At that point, Robin Decker, who has broken off her romance with the younger Cliff Bannaker, feels her misgivings turning into real doubts. Ms. Goodman skillfully suggests that it may be professional jealousy, or the banked fury of a woman scorned, or both, but as the tale unfolds it becomes clear that something is wrong with the experiment and therefore with its bright and shining conclusions.

Finally, Robin takes her suspicions to the top, Drs. Glass and Mendelssohn, but not only do they not believe her, they push her out the door.

Robin's scientist friends are little help: "[They] knew everything, but they did not understand her position. She had no money, no savings, scarcely any way to make her rent and keep her apartment. She had no standing in the scientific world, not even a proper affiliation anymore. She had only her discovery, her sole piece of intellectual property, the gap between Cliff's raw data and his published work. This was not jealousy or falling out of love. This was knowledge of Cliff and what he'd done."

Up to that point in the novel, everything seemed perfectly plausible (to a liberal arts type), but when the action moved to a larger stage, a very public hearing before a Congressional oversight body, at times the action took on a soap-opera quality.

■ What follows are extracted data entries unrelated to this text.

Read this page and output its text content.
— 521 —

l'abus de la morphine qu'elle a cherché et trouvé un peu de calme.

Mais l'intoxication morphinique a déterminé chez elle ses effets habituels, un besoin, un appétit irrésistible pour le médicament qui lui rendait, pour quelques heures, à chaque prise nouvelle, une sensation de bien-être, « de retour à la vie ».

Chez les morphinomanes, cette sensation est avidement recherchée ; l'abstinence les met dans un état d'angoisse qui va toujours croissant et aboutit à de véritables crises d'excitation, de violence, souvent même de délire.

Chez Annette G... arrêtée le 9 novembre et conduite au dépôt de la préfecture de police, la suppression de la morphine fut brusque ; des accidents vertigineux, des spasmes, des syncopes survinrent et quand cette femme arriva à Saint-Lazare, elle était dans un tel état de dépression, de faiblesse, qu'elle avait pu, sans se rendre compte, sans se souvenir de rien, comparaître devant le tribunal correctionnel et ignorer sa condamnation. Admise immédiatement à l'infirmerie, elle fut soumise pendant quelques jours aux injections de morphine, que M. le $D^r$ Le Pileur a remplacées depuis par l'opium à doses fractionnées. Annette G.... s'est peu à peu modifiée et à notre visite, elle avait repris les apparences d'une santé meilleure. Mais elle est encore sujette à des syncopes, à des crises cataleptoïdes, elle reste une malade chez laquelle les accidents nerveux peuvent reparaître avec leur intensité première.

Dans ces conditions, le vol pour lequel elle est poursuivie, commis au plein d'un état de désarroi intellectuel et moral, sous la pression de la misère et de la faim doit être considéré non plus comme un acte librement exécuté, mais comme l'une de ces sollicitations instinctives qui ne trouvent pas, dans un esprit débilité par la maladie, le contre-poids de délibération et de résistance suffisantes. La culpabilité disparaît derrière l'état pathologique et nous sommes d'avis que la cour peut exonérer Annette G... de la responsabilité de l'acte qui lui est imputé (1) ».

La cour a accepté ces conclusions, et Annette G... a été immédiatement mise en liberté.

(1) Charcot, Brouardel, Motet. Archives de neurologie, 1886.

I won't spoil the book for you by revealing the outcome of Robin's complaint, but by the end of the novel the landscape is very different, and very differently populated. I didn't end up caring all that much for the characters, as characters, but I was definitely caught up in the plausibility of what happened, and I certainly feel as if I know what a "postdoc lab rat" does at work each day (and on Sundays and holidays, too).

Perhaps a scientist would disagree, and I hope to discuss the book with one as soon as possible, but if that isn't a compliment to the author, I don't know an ass from an autoclave.

This is the fifth work of fiction, and third novel, by a talented semi-young (Harvard, '89) writer who has concentrated on Jewish themes in her previous work, but now widens her focus, much like Philip Roth did at a similar point in his career. Allegra Goodman is no longer a "writer to watch." She's here, and the novel-reading public is all the better for it.

John Greenya is a Washington writer and the author of "Silent Justice: The Clarence Thomas Story."